Sunday, July 12, 2009

Critique of the Law

Dale, Phumi and Kelly on the Law.

The Studio Session, Critique of the Law, was triple framed: first by John Comaroff’s morning talk (see below), then by Achille’s recalling the four doors of intellectual encounter through the JWTC, focusing on the studio sessions as more informal conversational times, and finally by our two co-chairs Julia Hornberger and Kelly Gillespie. Kelly and Julia posed questions along the lines of (1) What does it mean to carry on struggle in post-apartheid SA when political space has been saturated by the law; how do we engage the law critically and strategically? How do we not be abject before the law?
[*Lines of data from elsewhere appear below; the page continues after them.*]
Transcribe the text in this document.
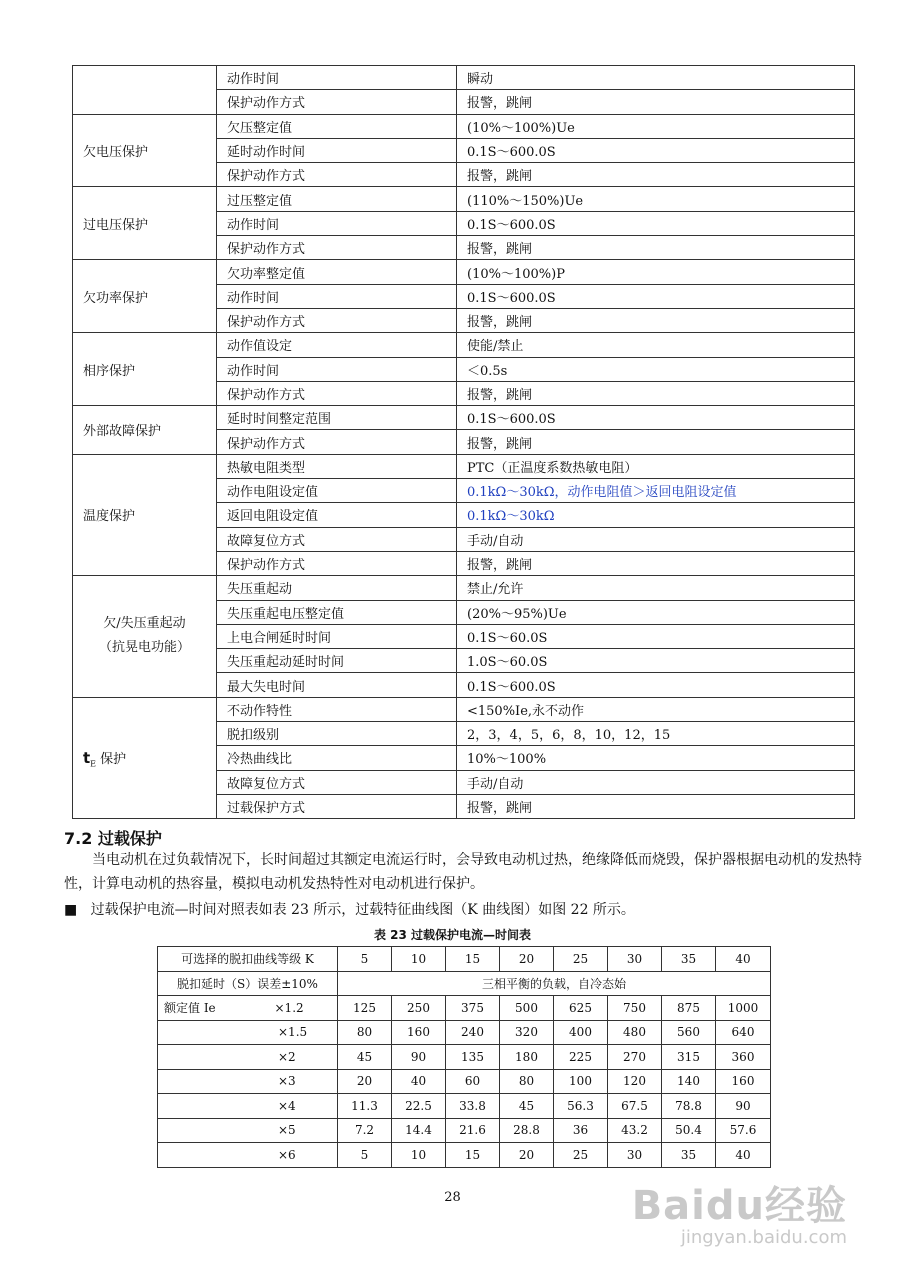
	动作时间	瞬动
	保护动作方式	报警，跳闸
欠电压保护	欠压整定值	(10%～100%)Ue
	延时动作时间	0.1S～600.0S
	保护动作方式	报警，跳闸
过电压保护	过压整定值	(110%～150%)Ue
	动作时间	0.1S～600.0S
	保护动作方式	报警，跳闸
欠功率保护	欠功率整定值	(10%～100%)P
	动作时间	0.1S～600.0S
	保护动作方式	报警，跳闸
相序保护	动作值设定	使能/禁止
	动作时间	＜0.5s
	保护动作方式	报警，跳闸
外部故障保护	延时时间整定范围	0.1S～600.0S
	保护动作方式	报警，跳闸
温度保护	热敏电阻类型	PTC（正温度系数热敏电阻）
	动作电阻设定值	0.1kΩ～30kΩ，动作电阻值＞返回电阻设定值
	返回电阻设定值	0.1kΩ～30kΩ
	故障复位方式	手动/自动
	保护动作方式	报警，跳闸

欠/失压重起动
（抗晃电功能）	失压重起动	禁止/允许
	失压重起电压整定值	(20%～95%)Ue
	上电合闸延时时间	0.1S～60.0S
	失压重起动延时时间	1.0S～60.0S
	最大失电时间	0.1S～600.0S
$t_E$ 保护	不动作特性	<150%Ie,永不动作
	脱扣级别	2，3，4，5，6，8，10，12，15
	冷热曲线比	10%～100%
	故障复位方式	手动/自动
	过载保护方式	报警，跳闸
7.2 过载保护

当电动机在过负载情况下，长时间超过其额定电流运行时，会导致电动机过热，绝缘降低而烧毁，保护器根据电动机的发热特性，计算电动机的热容量，模拟电动机发热特性对电动机进行保护。

■ 过载保护电流—时间对照表如表 23 所示，过载特征曲线图（K 曲线图）如图 22 所示。

表 23 过载保护电流—时间表
可选择的脱扣曲线等级 K		5	10	15	20	25	30	35	40
脱扣延时（S）误差±10%		三相平衡的负载，自冷态始							
额定值 Ie	×1.2	125	250	375	500	625	750	875	1000
×1.5		80	160	240	320	400	480	560	640
×2		45	90	135	180	225	270	315	360
×3		20	40	60	80	100	120	140	160
×4		11.3	22.5	33.8	45	56.3	67.5	78.8	90
×5		7.2	14.4	21.6	28.8	36	43.2	50.4	57.6
×6		5	10	15	20	25	30	35	40
28	Baidu经验
jingyan.baidu.com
And (2) for proper critique, we need to be first recognizing the enchanting and conjuring power of law in SA. In particular, the powerful negative apartheid past in SA animates the role of the Constitution; because of the undisputed injustice of the regime, the image of the Constitution is as a means to a radical political project. (In a legal jurisprudential key, see for instance the past and current South African Journal on Human Rights work of Dennis Davis and Karl Klare on this theme of transformation).

The morning had indeed been John Comaroff’s two hour talk, focusing largely but not entirely on constitutionalism and the judicialization of politics. That’s not the subject of this post but did provide the background to the afternoon session on the Critique of the Law. Supported by scholars such as Charles Taylor and South Africa’s own Martin Chanock, John seemed sympathetic to the view that legality was increasingly significant as a form of neo-liberal governance. Noting David Schniederman and South Africa’s own Heinz Klug analysis of a movement from a classic to a neo-liberal frame of constitutional design, John noted how the judicial has taken power by contrast to the bureaucratic and the parliamentary and how group rights have been constitutionalized only as aggregates of individuals.

The contrast to this studio session was real and intended: three inputs by self-professed activists – indeed of three different varieties: an academic/activist, a guerilla academic, and an organizational strategist for gay and lesbian rights. Jackie Dugard told us that law is a backup where politics has failed. While she was unrelentingly self-critical and institutionally modest, her water rights litigation nonetheless looks set to change some important policy at its Constitutional Court hearing in September. Hers was the perspective of the self-described human rights lawyer, but one who seeks to and does work with social movements. Dale McKinley, expelled from the Communist party for trying to be a communist, was explicitly utilitarian in his view of the law. It’s there; don’t debate, use it. Indeed, if those damn civil rights lawyers (not you Jackie) would just be willing to help me and my APF colleagues out on our criminal transgressions (see John for the dynamic of pushing the political into the criminal space) we would be happy to use them more. Phumi Mthetwa also was self-critical – recognizing that the gains on gay and lesbian rights were won by a small group of activists and not a social movement, and certainly not, as would be currently desired, with appropriate class analysis and alliances.

One similarity (but yet different) with John’s morning talk was around access to justice. For John, this was the issue of standing – how groups become aggregates of individuals or otherwise have their identities transformed through and in the legal/juridical encounter (broadly understood). For these three activists, access to justice was not enough money, lawyers, time, court attention, and other organizational resources. I’ve heard Jackie speak elsewhere on the dilemmas of litigating for those who are precisely not the poorest of the poor but that angle did not come out here. (See J Dugard in Part 3 of the South African Journal on Human Rights for her story of the Phiri water rights campaign thus far.)

One difference (but yet similar) was the local versus global framing. While he is not that beast, John could almost not help but at times sound like a comparative constitutional lawyer – the sheer volume of doctrinal holdings dispensed was enormous. On the other hand, apart from some backgrounding by Jackie, the afternoon sessions had little doctrine and moreover became explicitly anti-comparative constitutionalist. In response to a question about Kenya looking South for guidance, Jackie and Dale both advised against borrowing from South African legal models, at least with respect to the TRC. (Indeed, the Kenyan version will be the TRJ(for Justice)C). Phumi was silent on that one, perhaps implicitly approving some borrowing.

I came away wondering whether rights campaigning (think CALS, think TAC, think Khulamani) in the courts (think SA, think NYC) was indeed becoming or has already become the base narrative of legitimacy for transformation in our current juridified global politics. It is much easier to imagine a win in a New York City court for a Nigerian case than it is to imagine an election linking those two locations. In order to pursue emancipatory politics, it is important to have a good story to tell and a successful rights case is a good story.